Ist diese Entwicklung für Sie prinzipiell positiv?

Ich kann das nicht immer so sagen, positiv oder negativ, das sind ja immer sehr gemischte, vielschichtige Prozesse. Ich kann natürlich sehr negative Punkte festmachen, was dann eine Kritik ist, die notwendig ist, damit wir nicht kopflos in all unsere Phänomene hineinfallen oder von ihnen aufgefressen werden. „Abendland“ zeigt recht genau einen Teil der Struktur und Ausschnitte von Dienstleistungen, wo wir uns wundern müssen, wie sehr wir schon die Dienerinnen und Diener der Maschinen geworden sind, anstatt sie zu nutzen, um unsere Individualität nicht zu verlieren. Und diese Gefahr besteht! In „Judenburg findet Stadt“ ist das andeutungsweise auf einer ganz anderen Ebene auch zu sehen. Die Abhängigkeit von Maschinen und ihren Systemen, der Verlust der Erinnerungen, die Art des Speicherns der erlebten Geschichte, das alles sind Themen unserer Zeit. Und da ist die sehr große Gefahr, dass da die Erinnerung aufhört, weil die Sachen nach zehn Jahren verschwunden sind, oder die Geräte nicht mehr benutzt werden können. Es gibt Geräte, die sind zehn, fünfzehn Jahre alt und es gibt für sie keine Anschlüsse mehr. Alles was darin gespeichert war, ob irgendwelche Daten auf Disketten oder auch Filme, ist kaputt und verloren. Ein 16mm-Film dagegen, der 30 Jahre oder älter ist, der ist nach wie vor vorhanden. Das ist ein Material, das sich nicht so schnell auflöst. Natürlich muss es gepflegt werden, aber es ist nicht für immer verschwunden in irgendeinem Pixel-Universum, das nicht mehr nachzuvollziehen ist.

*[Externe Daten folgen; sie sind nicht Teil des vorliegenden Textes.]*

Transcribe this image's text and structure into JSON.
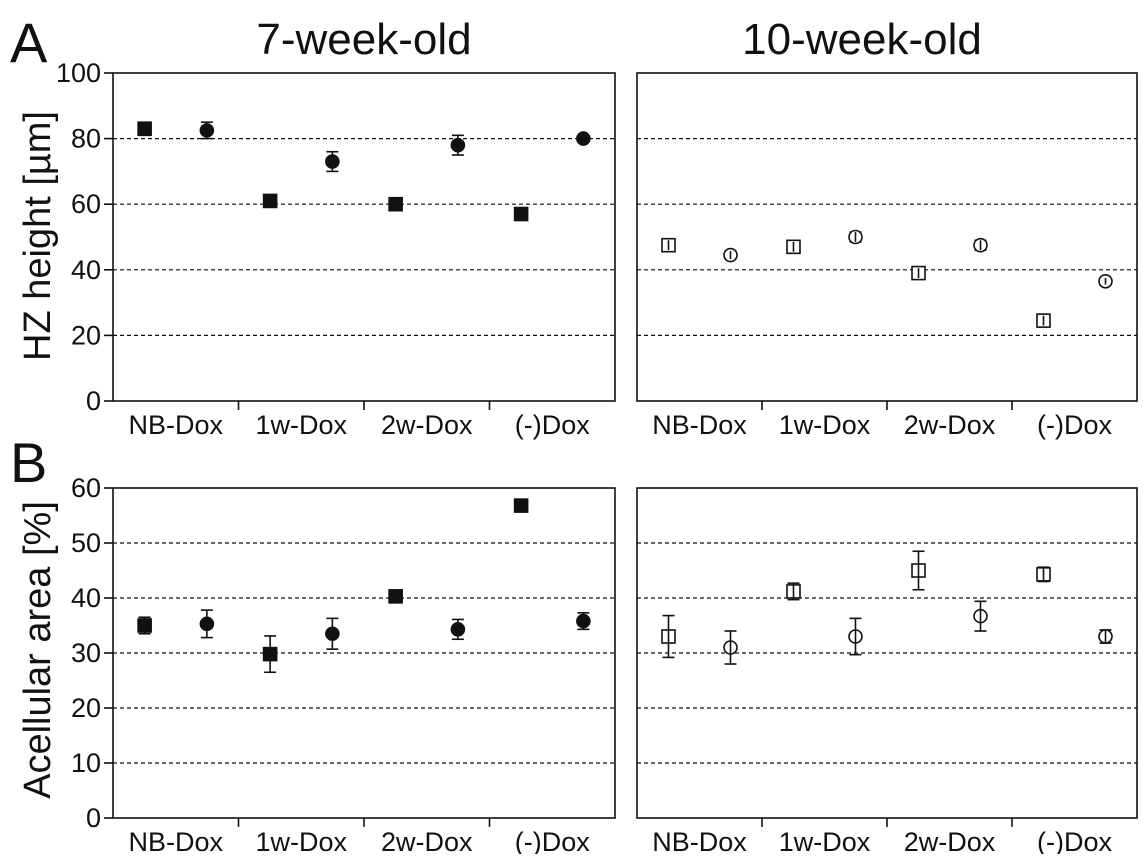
{
  "figure": {
    "panel_labels": [
      "A",
      "B"
    ],
    "column_titles": [
      "7-week-old",
      "10-week-old"
    ],
    "ylabels": [
      "HZ height [µm]",
      "Acellular area [%]"
    ]
  },
  "chart_data": [
    {
      "type": "scatter",
      "panel": "A",
      "column": "7-week-old",
      "title": "7-week-old",
      "xlabel": "",
      "ylabel": "HZ height [µm]",
      "categories": [
        "NB-Dox",
        "1w-Dox",
        "2w-Dox",
        "(-)Dox"
      ],
      "ylim": [
        0,
        100
      ],
      "yticks": [
        0,
        20,
        40,
        60,
        80,
        100
      ],
      "grid_y": [
        20,
        40,
        60,
        80
      ],
      "series": [
        {
          "marker": "filled-square",
          "values": [
            83,
            61,
            60,
            57
          ],
          "errors": [
            2,
            1.5,
            1,
            1
          ]
        },
        {
          "marker": "filled-circle",
          "values": [
            82.5,
            73,
            78,
            80
          ],
          "errors": [
            2.5,
            3,
            3,
            0.8
          ]
        }
      ]
    },
    {
      "type": "scatter",
      "panel": "A",
      "column": "10-week-old",
      "title": "10-week-old",
      "xlabel": "",
      "ylabel": "",
      "categories": [
        "NB-Dox",
        "1w-Dox",
        "2w-Dox",
        "(-)Dox"
      ],
      "ylim": [
        0,
        100
      ],
      "yticks": [],
      "grid_y": [
        20,
        40,
        60,
        80
      ],
      "series": [
        {
          "marker": "open-square",
          "values": [
            47.5,
            47,
            39,
            24.5
          ],
          "errors": [
            1.5,
            1.5,
            1.5,
            1.5
          ]
        },
        {
          "marker": "open-circle",
          "values": [
            44.5,
            50,
            47.5,
            36.5
          ],
          "errors": [
            1.2,
            1.5,
            1.5,
            1
          ]
        }
      ]
    },
    {
      "type": "scatter",
      "panel": "B",
      "column": "7-week-old",
      "title": "",
      "xlabel": "",
      "ylabel": "Acellular area [%]",
      "categories": [
        "NB-Dox",
        "1w-Dox",
        "2w-Dox",
        "(-)Dox"
      ],
      "ylim": [
        0,
        60
      ],
      "yticks": [
        0,
        10,
        20,
        30,
        40,
        50,
        60
      ],
      "grid_y": [
        10,
        20,
        30,
        40,
        50
      ],
      "series": [
        {
          "marker": "filled-square",
          "values": [
            35,
            29.8,
            40.3,
            56.8
          ],
          "errors": [
            1.5,
            3.3,
            0.5,
            0.5
          ]
        },
        {
          "marker": "filled-circle",
          "values": [
            35.3,
            33.5,
            34.3,
            35.8
          ],
          "errors": [
            2.5,
            2.8,
            1.8,
            1.5
          ]
        }
      ]
    },
    {
      "type": "scatter",
      "panel": "B",
      "column": "10-week-old",
      "title": "",
      "xlabel": "",
      "ylabel": "",
      "categories": [
        "NB-Dox",
        "1w-Dox",
        "2w-Dox",
        "(-)Dox"
      ],
      "ylim": [
        0,
        60
      ],
      "yticks": [],
      "grid_y": [
        10,
        20,
        30,
        40,
        50
      ],
      "series": [
        {
          "marker": "open-square",
          "values": [
            33,
            41.2,
            45,
            44.3
          ],
          "errors": [
            3.8,
            1.5,
            3.5,
            1.3
          ]
        },
        {
          "marker": "open-circle",
          "values": [
            31,
            33,
            36.7,
            33
          ],
          "errors": [
            3,
            3.3,
            2.7,
            1.2
          ]
        }
      ]
    }
  ]
}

Kommen wir zu einem Thema, über das wir wahrscheinlich problemlos viele Stunden reden könnten und das auch bei der heurigen Diagonale einen Schwerpunkt bildet: Frauen, genauer gesagt Frauen in der Filmbranche. Für Sie als eine Frau, die seit vielen Jahren in dieser nach wie vor von Männern dominierten Branche tätig ist, wie war das damals, wie ist das heute?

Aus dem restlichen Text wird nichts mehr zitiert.